Pence could have avoided subpoena by being forthright


(Columbus) The Republic

“It did not end well,” Columbus native Mike Pence wrote last autumn in his memoir, “So Help Me God”, regarding his term as vice president under President Donald J. Trump. The line was ridiculed as an epic understatement about the final days of his service to a man who, in his quest to illegally remain in power, summoned a violent mob that ransacked the Capitol on Jan. 6, 2021, many chanting, “Hang Mike Pence.”

Yet the fact is, it really has not ended at all. It will not end until we the people know everything we possibly can about what happened in the days and weeks between Election Day 2020 and Trump’s eventual realization that he would have to leave the White House after he lost to President Joe Biden.

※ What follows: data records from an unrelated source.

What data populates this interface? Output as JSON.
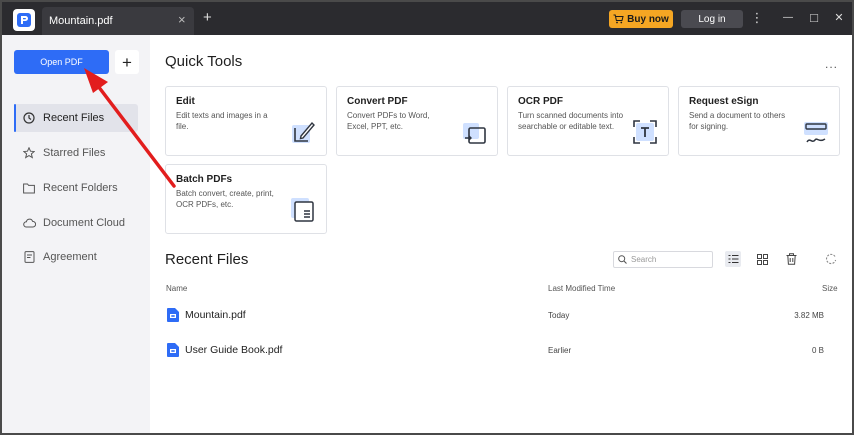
{
  "titlebar": {
    "tab_title": "Mountain.pdf",
    "tab_close_glyph": "×",
    "new_tab_glyph": "+",
    "buy_label": "Buy now",
    "login_label": "Log in",
    "menu_glyph": "⋮",
    "minimize_glyph": "—",
    "maximize_glyph": "□",
    "close_glyph": "✕"
  },
  "sidebar": {
    "open_pdf_label": "Open PDF",
    "add_glyph": "+",
    "items": [
      {
        "label": "Recent Files",
        "icon": "clock-icon",
        "active": true
      },
      {
        "label": "Starred Files",
        "icon": "star-icon",
        "active": false
      },
      {
        "label": "Recent Folders",
        "icon": "folder-icon",
        "active": false
      },
      {
        "label": "Document Cloud",
        "icon": "cloud-icon",
        "active": false
      },
      {
        "label": "Agreement",
        "icon": "agreement-icon",
        "active": false
      }
    ]
  },
  "quick_tools": {
    "title": "Quick Tools",
    "more_glyph": "...",
    "tools": [
      {
        "title": "Edit",
        "desc": "Edit texts and images in a file.",
        "icon": "edit-icon"
      },
      {
        "title": "Convert PDF",
        "desc": "Convert PDFs to Word, Excel, PPT, etc.",
        "icon": "convert-icon"
      },
      {
        "title": "OCR PDF",
        "desc": "Turn scanned documents into searchable or editable text.",
        "icon": "ocr-icon"
      },
      {
        "title": "Request eSign",
        "desc": "Send a document to others for signing.",
        "icon": "esign-icon"
      },
      {
        "title": "Batch PDFs",
        "desc": "Batch convert, create, print, OCR PDFs, etc.",
        "icon": "batch-icon"
      }
    ]
  },
  "recent_files": {
    "title": "Recent Files",
    "search_placeholder": "Search",
    "columns": {
      "name": "Name",
      "modified": "Last Modified Time",
      "size": "Size"
    },
    "files": [
      {
        "name": "Mountain.pdf",
        "modified": "Today",
        "size": "3.82 MB"
      },
      {
        "name": "User Guide Book.pdf",
        "modified": "Earlier",
        "size": "0 B"
      }
    ]
  },
  "colors": {
    "accent": "#2e6cf6",
    "buy": "#f5a623",
    "titlebar": "#2b2b2f",
    "annotation_arrow": "#e21d1d"
  }
}
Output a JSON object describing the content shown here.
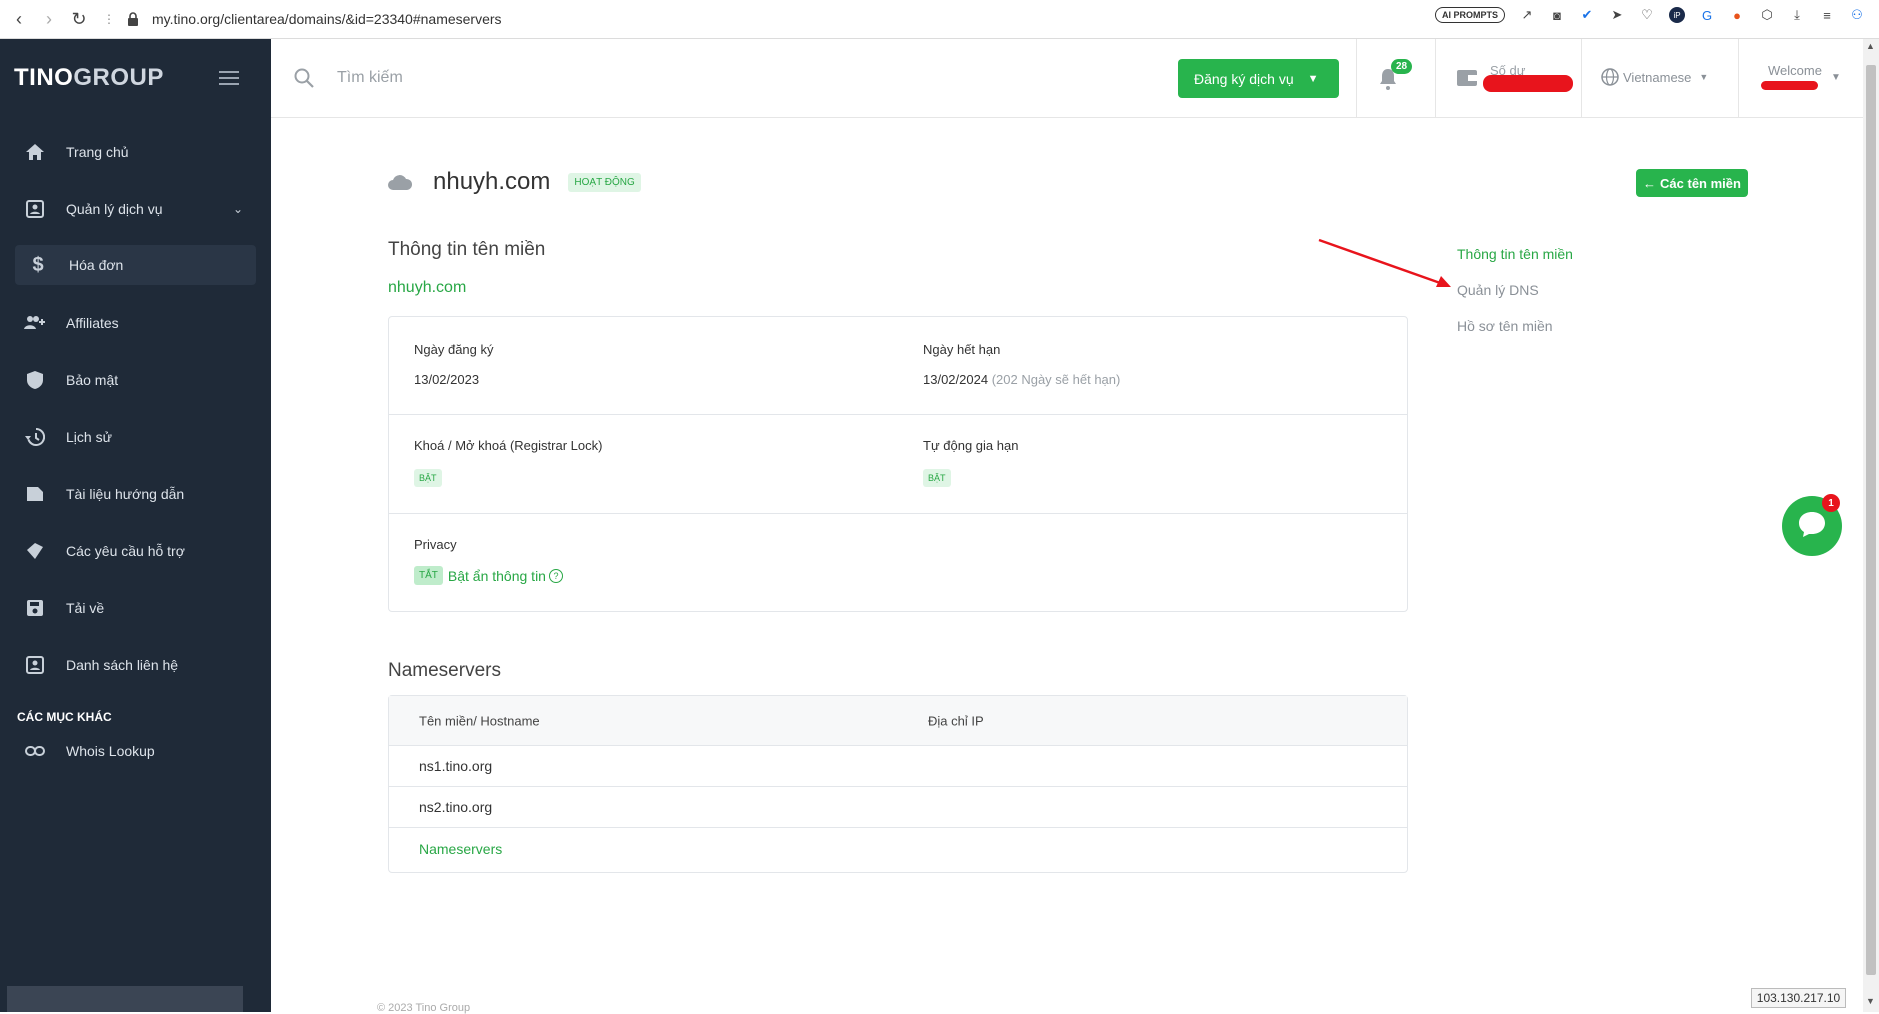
{
  "browser": {
    "url": "my.tino.org/clientarea/domains/&id=23340#nameservers",
    "ai_prompts_label": "AI PROMPTS"
  },
  "sidebar": {
    "logo_bold": "TINO",
    "logo_light": "GROUP",
    "items": [
      {
        "label": "Trang chủ",
        "icon": "home-icon"
      },
      {
        "label": "Quản lý dịch vụ",
        "icon": "account-box-icon"
      },
      {
        "label": "Hóa đơn",
        "icon": "dollar-icon"
      },
      {
        "label": "Affiliates",
        "icon": "user-plus-icon"
      },
      {
        "label": "Bảo mật",
        "icon": "shield-icon"
      },
      {
        "label": "Lịch sử",
        "icon": "history-icon"
      },
      {
        "label": "Tài liệu hướng dẫn",
        "icon": "document-icon"
      },
      {
        "label": "Các yêu cầu hỗ trợ",
        "icon": "ticket-icon"
      },
      {
        "label": "Tải về",
        "icon": "save-icon"
      },
      {
        "label": "Danh sách liên hệ",
        "icon": "contact-icon"
      }
    ],
    "other_section": "CÁC MỤC KHÁC",
    "other_items": [
      {
        "label": "Whois Lookup",
        "icon": "link-icon"
      }
    ]
  },
  "header": {
    "search_placeholder": "Tìm kiếm",
    "register_label": "Đăng ký dịch vụ",
    "notification_count": "28",
    "balance_label": "Số dư",
    "language": "Vietnamese",
    "welcome": "Welcome"
  },
  "domain": {
    "name": "nhuyh.com",
    "status": "HOẠT ĐỘNG",
    "back_button": "Các tên miền",
    "info_title": "Thông tin tên miền",
    "info_link": "nhuyh.com",
    "reg_date_label": "Ngày đăng ký",
    "reg_date": "13/02/2023",
    "exp_date_label": "Ngày hết hạn",
    "exp_date": "13/02/2024",
    "exp_note": "(202 Ngày sẽ hết hạn)",
    "lock_label": "Khoá / Mở khoá (Registrar Lock)",
    "lock_status": "BẬT",
    "autorenew_label": "Tự động gia hạn",
    "autorenew_status": "BẬT",
    "privacy_label": "Privacy",
    "privacy_status": "TẮT",
    "privacy_action": "Bật ẩn thông tin",
    "help": "?"
  },
  "nameservers": {
    "title": "Nameservers",
    "col_host": "Tên miền/ Hostname",
    "col_ip": "Địa chỉ IP",
    "rows": [
      {
        "host": "ns1.tino.org",
        "ip": ""
      },
      {
        "host": "ns2.tino.org",
        "ip": ""
      }
    ],
    "footer_link": "Nameservers"
  },
  "right_nav": {
    "items": [
      "Thông tin tên miền",
      "Quản lý DNS",
      "Hồ sơ tên miền"
    ]
  },
  "chat": {
    "badge": "1"
  },
  "ip_address": "103.130.217.10",
  "footer": {
    "copyright": "© 2023 Tino Group"
  },
  "colors": {
    "brand_green": "#28b44d",
    "sidebar_bg": "#1f2a38",
    "annotation_red": "#e8141c"
  }
}
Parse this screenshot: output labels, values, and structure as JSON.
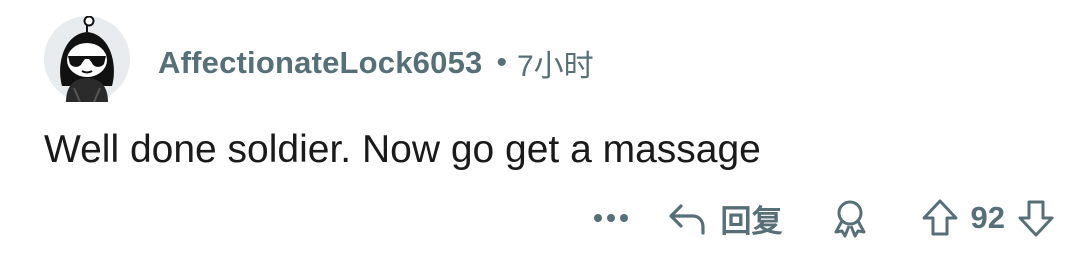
{
  "comment": {
    "author": "AffectionateLock6053",
    "separator": "•",
    "timestamp": "7小时",
    "body": "Well done soldier. Now go get a massage"
  },
  "actions": {
    "more_icon": "more-horizontal-icon",
    "reply_icon": "reply-arrow-icon",
    "reply_label": "回复",
    "award_icon": "award-icon",
    "upvote_icon": "upvote-arrow-icon",
    "score": "92",
    "downvote_icon": "downvote-arrow-icon"
  },
  "colors": {
    "meta_text": "#576f76",
    "body_text": "#1a1a1b",
    "avatar_bg": "#e9ecee",
    "avatar_dark": "#111111"
  }
}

Another fact is, special counsel Jack Smith, who is tasked with deciding potential criminal referrals stemming from Jan. 6, believes Pence has valuable information that he has not yet disclosed. That is why Smith last week subpoenaed Pence to testify under oath.

It appears likely Pence will fight the subpoena, but doing so would tarnish his legacy. Fighting the subpoena in court also would undermine favorable public sentiment after Pence did the right things on Jan. 6, fulfilling his oath and carrying out his duties to the Constitution and to the republic as the world went mad around him.

On multiple occasions, we have praised Pence for his actions on that day. Pence, for instance, led the effort to mobilize forces to safeguard members of Congress while Trump watched the insurrection on TV. Pence’s actions ultimately allowed Congress to reconvene and fulfill its duty to the American people by tabulating the votes of the states in the Electoral College and declaring Biden president-elect.

But we also have realized that Pence’s obligations to the nation he served and to American history demand much more, and certainly more than the incomplete version he provided in his memoir. Pence could have testified before the House select committee investigating Jan. 6. Indeed, Pence’s staff and the committee had discussions about securing his testimony. Pence, however, chose not to testify, and that committee, given its time limitations, did not press the case to subpoena Pence.

This is what we wrote in this space on Jan. 13, 2022, urging Pence to testify to the committee back then: “What Mike Pence has to say now is more important than anything he has ever had to say as a national figure. He showed brave determination to carry out his constitutional duties on Jan. 6, 2021, after the insurrectionists were finally called off and Congress returned to preserve our democratic bedrock, our peaceful transfer of power.

“Now, Pence owes a duty to history and a duty to the American people. His unvarnished telling of the events of Jan. 6, and the days that led up to that day, from his personal perspective, is essential.”

We don’t see that much has changed, except for this: Pence now faces a far less negotiable situation – a subpoena from someone with prosecutorial powers compelling him to do what he could have done much sooner, for his own good and for the good of the nation.